0

I have a list of email, for example

johnsmith at gmail dot com
username at gmail.com
random atsign outlook dot com

The username and the provider is always separated by a custom word between spaces. The problem here is that the domain can have a custom separator like this (dot, or any text) OR just a dot, like gmail.com If it would have only spaces, I would simply read the lines and split them at the spaces, then write the first, @, the third, . and then the fifth items from the list. However, the possible john at gmail.com format is problematic for me.
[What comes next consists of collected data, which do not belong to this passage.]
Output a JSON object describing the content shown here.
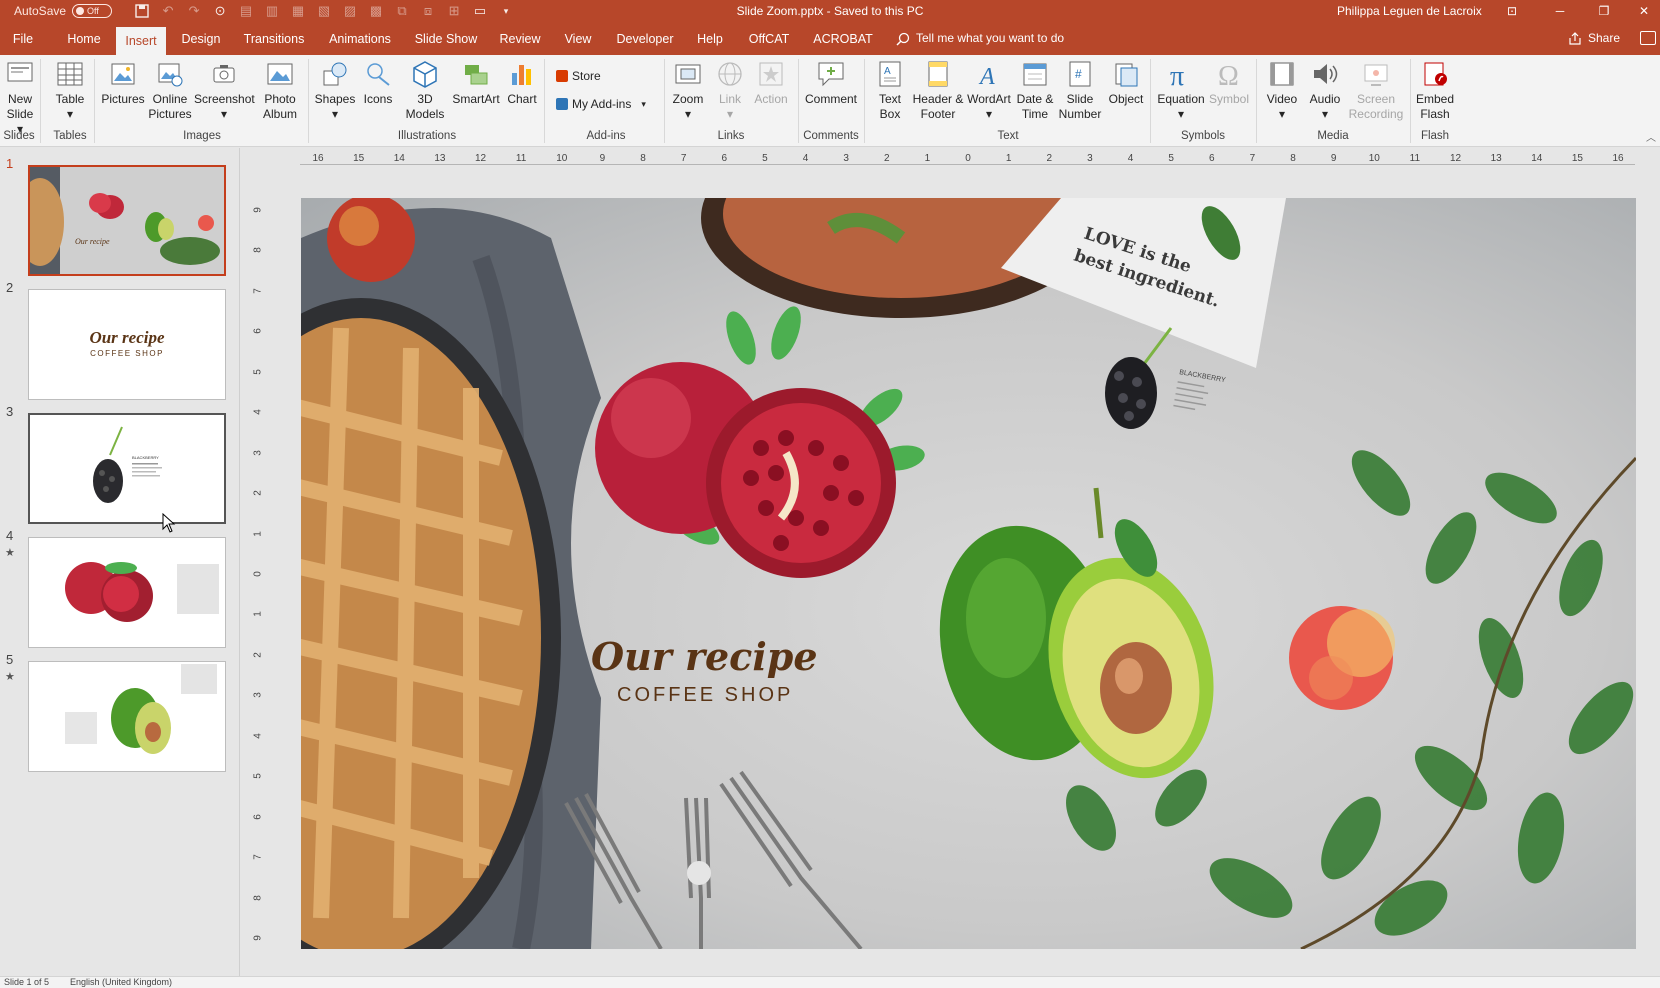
{
  "titlebar": {
    "autosave_label": "AutoSave",
    "autosave_state": "Off",
    "doc_title": "Slide Zoom.pptx  -  Saved to this PC",
    "user": "Philippa Leguen de Lacroix"
  },
  "menu": {
    "tabs": [
      "File",
      "Home",
      "Insert",
      "Design",
      "Transitions",
      "Animations",
      "Slide Show",
      "Review",
      "View",
      "Developer",
      "Help",
      "OffCAT",
      "ACROBAT"
    ],
    "active_tab": "Insert",
    "tell_me": "Tell me what you want to do",
    "share": "Share"
  },
  "ribbon": {
    "slides": {
      "new_slide": "New Slide",
      "group": "Slides"
    },
    "tables": {
      "table": "Table",
      "group": "Tables"
    },
    "images": {
      "pictures": "Pictures",
      "online_pictures": "Online Pictures",
      "screenshot": "Screenshot",
      "photo_album": "Photo Album",
      "group": "Images"
    },
    "illustrations": {
      "shapes": "Shapes",
      "icons": "Icons",
      "models_3d": "3D Models",
      "smartart": "SmartArt",
      "chart": "Chart",
      "group": "Illustrations"
    },
    "addins": {
      "store": "Store",
      "my_addins": "My Add-ins",
      "group": "Add-ins"
    },
    "links": {
      "zoom": "Zoom",
      "link": "Link",
      "action": "Action",
      "group": "Links"
    },
    "comments": {
      "comment": "Comment",
      "group": "Comments"
    },
    "text": {
      "text_box": "Text Box",
      "header_footer": "Header & Footer",
      "wordart": "WordArt",
      "date_time": "Date & Time",
      "slide_number": "Slide Number",
      "object": "Object",
      "group": "Text"
    },
    "symbols": {
      "equation": "Equation",
      "symbol": "Symbol",
      "group": "Symbols"
    },
    "media": {
      "video": "Video",
      "audio": "Audio",
      "screen_recording": "Screen Recording",
      "group": "Media"
    },
    "flash": {
      "embed_flash": "Embed Flash",
      "group": "Flash"
    }
  },
  "ruler": {
    "horizontal": [
      "16",
      "15",
      "14",
      "13",
      "12",
      "11",
      "10",
      "9",
      "8",
      "7",
      "6",
      "5",
      "4",
      "3",
      "2",
      "1",
      "0",
      "1",
      "2",
      "3",
      "4",
      "5",
      "6",
      "7",
      "8",
      "9",
      "10",
      "11",
      "12",
      "13",
      "14",
      "15",
      "16"
    ],
    "vertical": [
      "9",
      "8",
      "7",
      "6",
      "5",
      "4",
      "3",
      "2",
      "1",
      "0",
      "1",
      "2",
      "3",
      "4",
      "5",
      "6",
      "7",
      "8",
      "9"
    ]
  },
  "thumbnails": [
    {
      "num": "1",
      "star": ""
    },
    {
      "num": "2",
      "star": ""
    },
    {
      "num": "3",
      "star": ""
    },
    {
      "num": "4",
      "star": "★"
    },
    {
      "num": "5",
      "star": "★"
    }
  ],
  "thumb_texts": {
    "recipe": "Our recipe",
    "shop": "COFFEE SHOP",
    "blackberry": "BLACKBERRY"
  },
  "slide": {
    "title": "Our recipe",
    "subtitle": "COFFEE SHOP",
    "napkin_text_line1": "LOVE is the",
    "napkin_text_line2": "best ingredient.",
    "blackberry_label": "BLACKBERRY"
  },
  "colors": {
    "accent": "#b7472a",
    "title_brown": "#5a3415"
  },
  "status": {
    "slide_info": "Slide 1 of 5",
    "language": "English (United Kingdom)"
  }
}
How could I handle this format along with the simple name at gmail dot com formats in one script?

  • [1] what have you tried so far & how did it fail to do what you need? [2] please provide at least one sample data point for your various possible inputs. [3] please provide the desired output for each sample input & the logic to get from input to output. – Lee_Dailey Dec 08 '19 at 15:32

2 Answers2

1

For the examples you give, a bit of regex will do it:

$emails = @"
johnsmith at gmail dot com
username at gmail.com
random atsign outlook dot com
"@ -split '\r?\n'

$emails | ForEach-Object {
    # replace all repeating whitespace characters by a single space
    # and split 3 parts 
    $pieces = $_ -replace '\s+', ' ' -split ' ', 3
    # output the username, followed by the '@' sign, followed by the domain
    '{0}@{1}' -f $pieces[0], ($pieces[2] -replace ' [^\.]+ ', '.')
}

Output:

johnsmith@gmail.com
username@gmail.com
random@outlook.com

Regex details for the domain part:

\         Match the character “ ” literally
[^\.]     Match any character that is NOT a “A . character”
   +      Between one and unlimited times, as many times as possible, giving back as needed (greedy)
\         Match the character “ ” literally
Theo
  • 57,719
  • 8
  • 24
  • 41
0

A PowerShell v6.1+ solution, which uses the ability of the -replace operator to accept a script block ({ ... }) to process each match.

For a solution that also works in Windows PowerShell, see Theo's helpful answer.

# Simulate an array of input lines.
$emails = @'
johnsmith at gmail dot com
username at gmail.com
random atsign outlook dot com
'@ -split '\r?\n'

# Synthesize a valid email address from each line.
# (If the lines came from file, say, 'emails.txt', replace `$emails`
#  with `(Get-Content emails.txt)`)
$emails -replace '^([^ ]+) \w+ ([^ ]+|[^ ]+ [^ ]+ [^ ]+)$',
  { '{0}@{1}' -f $_.Groups[1].Value, ($_.Groups[2].Value -replace ' [^ ]+ ', '.') }

Note:

  • I've assumed that the tokens in your input line are separated by exactly one space char.; to support multiple spaces as well, replace   in the regex with \s+.

  • [^ ]+ is a nonempty (+) run of non-space ([^ ]) characters; loosely speaking, a word.

  • The regex matches each line in full, capturing the parts of interest via capture groups ((...))

  • The script block ({ ... }) receives the match at hand in automatic variable $_, as a Match instance, from which the capture groups can be extracted via .Groups[<n>].Value), starting with index 1.

The above yields:

johnsmith@gmail.com
username@gmail.com
random@outlook.com
mklement0
  • 382,024
  • 64
  • 607
  • 775